The EPS growth rates, however, present a more nuanced story. A striking feature is the considerable volatility in EPS growth percentages. In 2019, the EPS growth was a substantial 39.57%, signifying a robust year for the company. However, this trend reversed dramatically in 2020 with a negative growth rate of 42.60%. This significant decline could be attributed to various factors such as unexpected expenses, economic fluctuations, or other industry-specific dynamics, potentially intensified by the global Covid-19 pandemic. The subsequent years, 2021 and 2022, marked a return to positive growth with rates of 35.33% and 66.12%, respectively. This rebound might suggest strategic adjustments, recovery from adverse impacts, or successful implementation of growth strategies.
Shifa International Hospitals' EPS and growth patterns indicate the company's resilience and adaptability amidst varying market conditions. The stark shifts in EPS growth rates underscore the volatility inherent in the healthcare sector, which can be influenced by regulatory changes, patient volumes, cost management, and external events.
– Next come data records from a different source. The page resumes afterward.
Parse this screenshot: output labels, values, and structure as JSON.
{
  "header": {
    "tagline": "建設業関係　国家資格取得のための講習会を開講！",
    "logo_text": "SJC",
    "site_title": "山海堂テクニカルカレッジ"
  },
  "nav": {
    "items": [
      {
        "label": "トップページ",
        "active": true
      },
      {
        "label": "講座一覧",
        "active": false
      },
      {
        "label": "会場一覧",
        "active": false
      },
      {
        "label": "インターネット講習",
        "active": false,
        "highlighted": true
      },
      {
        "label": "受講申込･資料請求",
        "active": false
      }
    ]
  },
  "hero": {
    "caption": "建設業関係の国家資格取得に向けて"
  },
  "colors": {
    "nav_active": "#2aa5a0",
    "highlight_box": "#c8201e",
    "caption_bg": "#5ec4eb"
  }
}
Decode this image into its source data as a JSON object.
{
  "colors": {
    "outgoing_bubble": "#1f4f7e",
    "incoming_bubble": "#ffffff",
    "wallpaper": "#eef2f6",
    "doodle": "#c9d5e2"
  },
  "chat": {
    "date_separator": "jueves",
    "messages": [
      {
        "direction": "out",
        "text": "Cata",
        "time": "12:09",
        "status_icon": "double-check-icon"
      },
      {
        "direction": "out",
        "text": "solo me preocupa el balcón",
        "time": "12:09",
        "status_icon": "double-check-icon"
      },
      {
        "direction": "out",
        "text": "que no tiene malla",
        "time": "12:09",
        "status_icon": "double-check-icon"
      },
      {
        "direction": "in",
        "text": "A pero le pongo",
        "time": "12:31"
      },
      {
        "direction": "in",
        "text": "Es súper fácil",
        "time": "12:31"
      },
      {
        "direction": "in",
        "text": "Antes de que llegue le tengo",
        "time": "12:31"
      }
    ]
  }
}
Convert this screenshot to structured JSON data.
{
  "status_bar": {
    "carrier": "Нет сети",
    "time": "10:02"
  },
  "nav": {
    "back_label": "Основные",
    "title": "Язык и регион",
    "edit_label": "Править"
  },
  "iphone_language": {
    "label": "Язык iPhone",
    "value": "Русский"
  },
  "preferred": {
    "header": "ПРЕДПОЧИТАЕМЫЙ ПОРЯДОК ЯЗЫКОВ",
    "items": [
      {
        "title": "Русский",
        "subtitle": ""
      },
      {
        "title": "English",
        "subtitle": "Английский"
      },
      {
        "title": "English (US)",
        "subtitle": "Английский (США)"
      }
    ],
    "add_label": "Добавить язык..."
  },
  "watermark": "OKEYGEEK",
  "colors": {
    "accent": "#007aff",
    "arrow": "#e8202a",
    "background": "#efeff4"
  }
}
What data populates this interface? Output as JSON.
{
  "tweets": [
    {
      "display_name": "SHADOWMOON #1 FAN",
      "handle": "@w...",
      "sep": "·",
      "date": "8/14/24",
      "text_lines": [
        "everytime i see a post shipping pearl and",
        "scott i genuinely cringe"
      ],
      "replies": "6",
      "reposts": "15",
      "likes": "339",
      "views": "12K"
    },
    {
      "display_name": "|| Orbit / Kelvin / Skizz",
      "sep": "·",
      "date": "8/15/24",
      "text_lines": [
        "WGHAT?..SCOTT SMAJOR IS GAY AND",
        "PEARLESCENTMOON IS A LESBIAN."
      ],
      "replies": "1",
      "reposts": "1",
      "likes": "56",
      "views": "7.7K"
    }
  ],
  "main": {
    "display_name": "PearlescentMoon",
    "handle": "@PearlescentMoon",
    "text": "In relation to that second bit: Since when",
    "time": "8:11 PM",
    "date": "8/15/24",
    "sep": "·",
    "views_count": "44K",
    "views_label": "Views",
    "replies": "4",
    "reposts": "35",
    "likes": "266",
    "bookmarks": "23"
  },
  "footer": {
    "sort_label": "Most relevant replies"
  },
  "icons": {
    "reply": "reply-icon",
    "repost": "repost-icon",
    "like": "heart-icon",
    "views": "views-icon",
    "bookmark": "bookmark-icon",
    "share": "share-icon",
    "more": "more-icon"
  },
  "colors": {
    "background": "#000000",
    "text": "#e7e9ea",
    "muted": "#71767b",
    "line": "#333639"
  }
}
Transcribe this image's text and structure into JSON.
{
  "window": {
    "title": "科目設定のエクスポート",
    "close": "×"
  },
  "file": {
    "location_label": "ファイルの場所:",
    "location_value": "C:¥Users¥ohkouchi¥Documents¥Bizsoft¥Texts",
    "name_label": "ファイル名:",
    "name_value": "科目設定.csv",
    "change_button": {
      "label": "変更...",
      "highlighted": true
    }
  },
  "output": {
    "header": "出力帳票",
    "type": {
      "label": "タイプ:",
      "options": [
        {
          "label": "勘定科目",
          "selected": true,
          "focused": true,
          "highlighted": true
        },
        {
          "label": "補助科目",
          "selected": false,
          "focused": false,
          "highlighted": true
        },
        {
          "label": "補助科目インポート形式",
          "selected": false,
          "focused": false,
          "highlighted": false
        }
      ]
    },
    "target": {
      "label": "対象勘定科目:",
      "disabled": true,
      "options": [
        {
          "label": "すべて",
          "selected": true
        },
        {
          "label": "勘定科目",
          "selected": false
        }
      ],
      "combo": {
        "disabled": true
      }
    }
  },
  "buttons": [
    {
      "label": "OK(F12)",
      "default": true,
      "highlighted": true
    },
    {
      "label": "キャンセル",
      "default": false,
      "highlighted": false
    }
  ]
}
The strong positive growth rates in 2021 and 2022 show the company's ability to rebound and leverage opportunities, potentially guided by effective strategic decisions.
Company profile
Shifa International Hospitals Limited operates medical centres and hospitals across Pakistan, offering diagnostic facilities, outpatient clinics and inpatient services. It offers a range of multi-specialty organ transplant services, such as liver, kidney, bone marrow and cornea. The company offers its healthcare and surgical services in various specialties, which include gastroenterology, dermatology, endocrinology, nephrology, neurology, radiation oncology, medical oncology, psychiatry, pulmonology and critical care, rheumatology, neonatology, cardiology, urology, gynecology and ophthalmology.
Its diagnostic services include the clinical services of pathology and laboratory medicine and radiology. It also runs pharmacies and lab collection points in different cities of Pakistan. Its pharmacy services include inpatient pharmacy service, ambulatory care pharmacy services, chemo admixture service, clinical pharmacy service and surgical supplies distribution.